9:35 a.m. New York time
What’s happening now? The S&P 500 E-mini futures have begun the final leg up in the upward correction that began June 15 at 2923.75.
What does it mean? The end of the upward correction will be the beginning of a major decline that will eventually carry the price down to around 2000 or below.
What does Elliott wave theory say? The current wave up is a C wave of Minor degree. C waves often are the same length as the preceding A wave, which in this case was 277 points.
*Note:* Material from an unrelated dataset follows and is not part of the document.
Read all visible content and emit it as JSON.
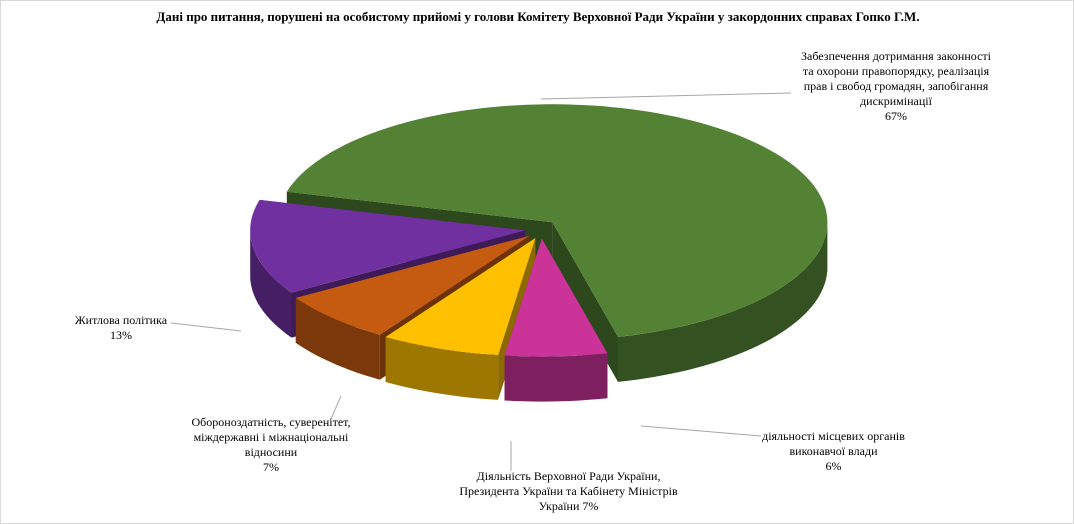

Add that to the starting point of Minor C — 3064.50 on June 17 — and that gives a target of 3284.25 as the end of Minor wave C and also of Intermediate wave 2.
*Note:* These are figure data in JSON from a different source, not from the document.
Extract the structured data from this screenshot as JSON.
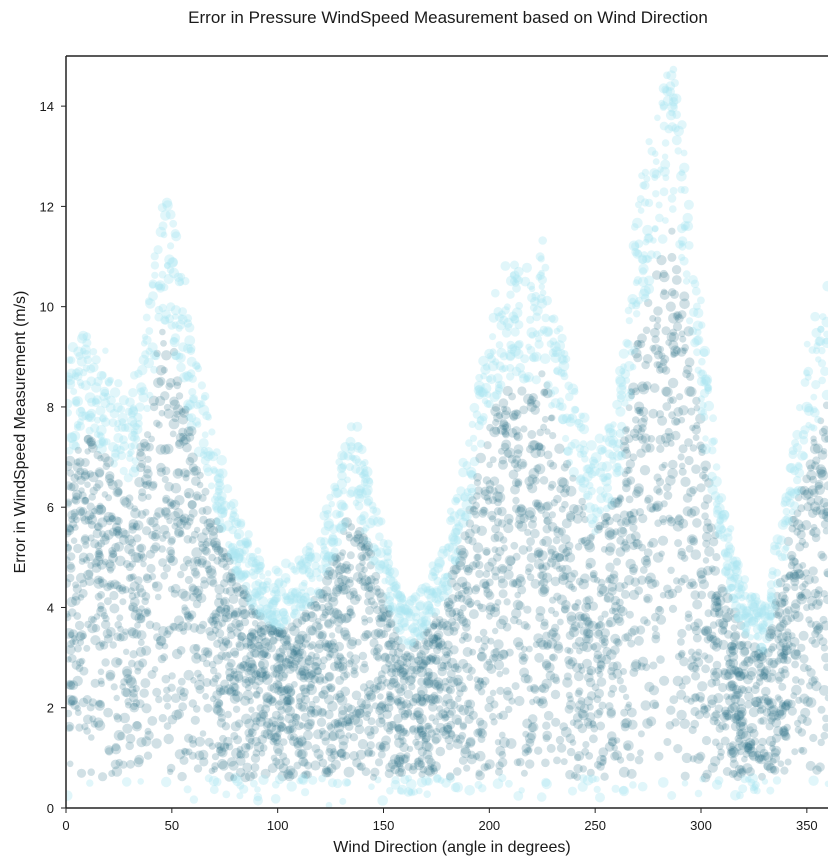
{
  "chart_data": {
    "type": "scatter",
    "title": "Error in Pressure WindSpeed Measurement based on Wind Direction",
    "xlabel": "Wind Direction (angle in degrees)",
    "ylabel": "Error in WindSpeed Measurement (m/s)",
    "xlim": [
      0,
      360
    ],
    "ylim": [
      0,
      15
    ],
    "xticks": [
      0,
      50,
      100,
      150,
      200,
      250,
      300,
      350
    ],
    "yticks": [
      0,
      2,
      4,
      6,
      8,
      10,
      12,
      14
    ],
    "grid": false,
    "legend": "none",
    "colors": {
      "dense": "#2f7488",
      "sparse": "#a8e4f2"
    },
    "envelope": {
      "description_of_points": "dense cloud of semi-transparent points; upper edge of cloud by wind direction",
      "direction": [
        0,
        10,
        20,
        30,
        40,
        45,
        50,
        60,
        70,
        80,
        90,
        100,
        110,
        120,
        130,
        135,
        140,
        150,
        160,
        170,
        180,
        190,
        200,
        210,
        220,
        225,
        230,
        240,
        250,
        260,
        270,
        280,
        285,
        290,
        300,
        310,
        320,
        330,
        340,
        350,
        360
      ],
      "max_error": [
        9.0,
        9.5,
        9.0,
        8.0,
        10.5,
        12.5,
        12.0,
        9.5,
        7.5,
        6.0,
        5.0,
        4.5,
        5.0,
        5.5,
        7.0,
        7.8,
        7.2,
        5.5,
        4.0,
        4.5,
        5.5,
        7.5,
        10.0,
        11.0,
        10.5,
        11.5,
        10.0,
        8.5,
        7.0,
        8.0,
        12.0,
        14.0,
        15.0,
        14.0,
        10.0,
        6.0,
        4.5,
        4.0,
        6.5,
        9.0,
        10.5
      ]
    }
  },
  "texts": {
    "title": "Error in Pressure WindSpeed Measurement based on Wind Direction",
    "xlabel": "Wind Direction (angle in degrees)",
    "ylabel": "Error in WindSpeed Measurement (m/s)"
  }
}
But 3284.25 violates a rule of Elliott wave theory: A 2nd wave cannot move beyond the start of wave 1, which in this case was 3231.25 on June 8. So 3231.25 is the maximum rise allowed under the present count.
What is the alternative? I’ve been writing this a lot lately, but the alternative is a move beyond 3231.25, which destroys the entire count since February. I don’t expect it to happen.
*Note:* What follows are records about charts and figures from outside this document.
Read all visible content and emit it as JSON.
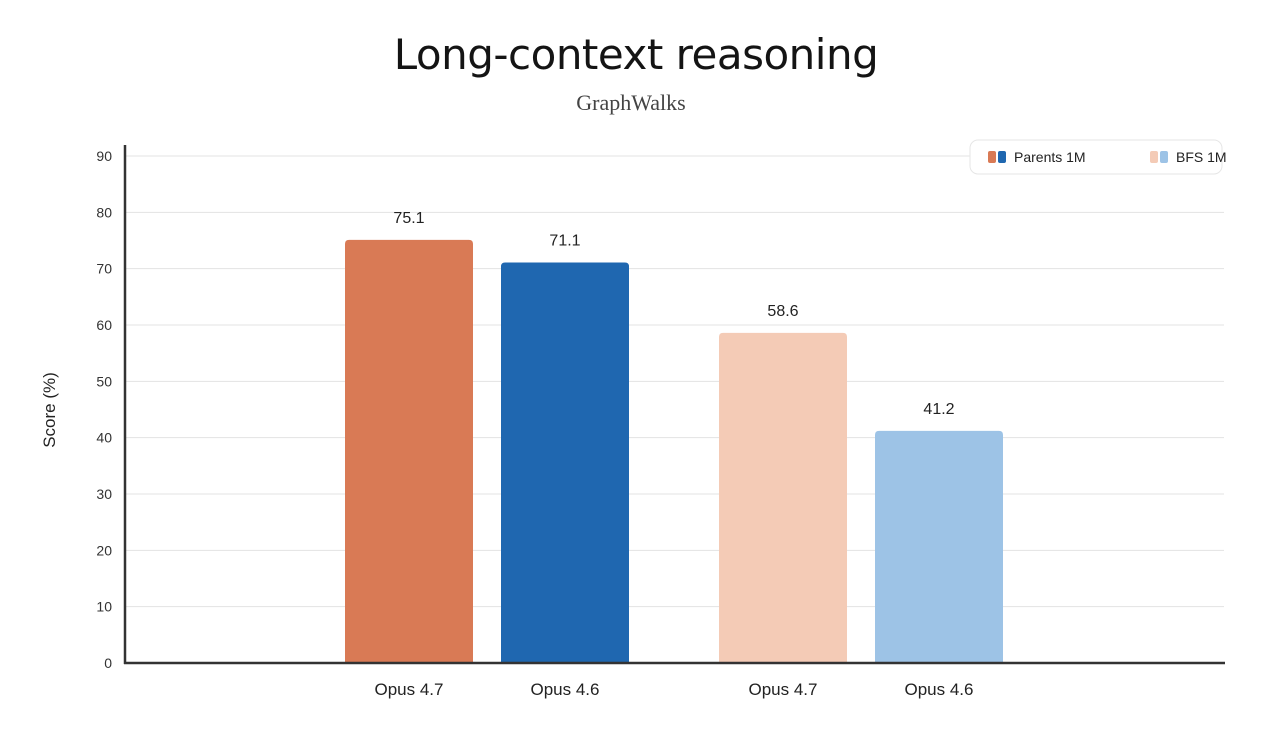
{
  "chart_data": {
    "type": "bar",
    "title": "Long-context reasoning",
    "subtitle": "GraphWalks",
    "xlabel": "",
    "ylabel": "Score (%)",
    "ylim": [
      0,
      90
    ],
    "yticks": [
      0,
      10,
      20,
      30,
      40,
      50,
      60,
      70,
      80,
      90
    ],
    "grid": true,
    "legend_position": "top-right",
    "legend": [
      {
        "name": "Parents 1M",
        "colors": [
          "#d97a55",
          "#1f67b0"
        ]
      },
      {
        "name": "BFS 1M",
        "colors": [
          "#f4cbb6",
          "#9dc3e6"
        ]
      }
    ],
    "bars": [
      {
        "category": "Opus 4.7",
        "group": "Parents 1M",
        "value": 75.1,
        "label": "75.1",
        "color": "#d97a55"
      },
      {
        "category": "Opus 4.6",
        "group": "Parents 1M",
        "value": 71.1,
        "label": "71.1",
        "color": "#1f67b0"
      },
      {
        "category": "Opus 4.7",
        "group": "BFS 1M",
        "value": 58.6,
        "label": "58.6",
        "color": "#f4cbb6"
      },
      {
        "category": "Opus 4.6",
        "group": "BFS 1M",
        "value": 41.2,
        "label": "41.2",
        "color": "#9dc3e6"
      }
    ]
  }
}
What about my trades? Minor wave C is in Minute wave 3 out of five waves total, so it’s time to think about how best to get back into options once Minute wave 5 begins. As of today the monthly options expiring July 17 are 28 days away, just seven day’s before I exit winning options positions. The monthlys expiring August 21 have 63 days left. The ideal midpoint is 45 days, so August is 18 days before that point and July is 17 days after. Wave C may have another day or two to go, so the August options seem to be the best choice.
After Intermediate wave 3 begins, there’s still value in waiting to enter. The Minor 1st wave of Intermediate 3 will be followed by a wave 2 that will retrace a significant part of that 1st wave. So, perhaps best to wait until late in Minor 2 so I can catch Minor 3 of Intermediate 3.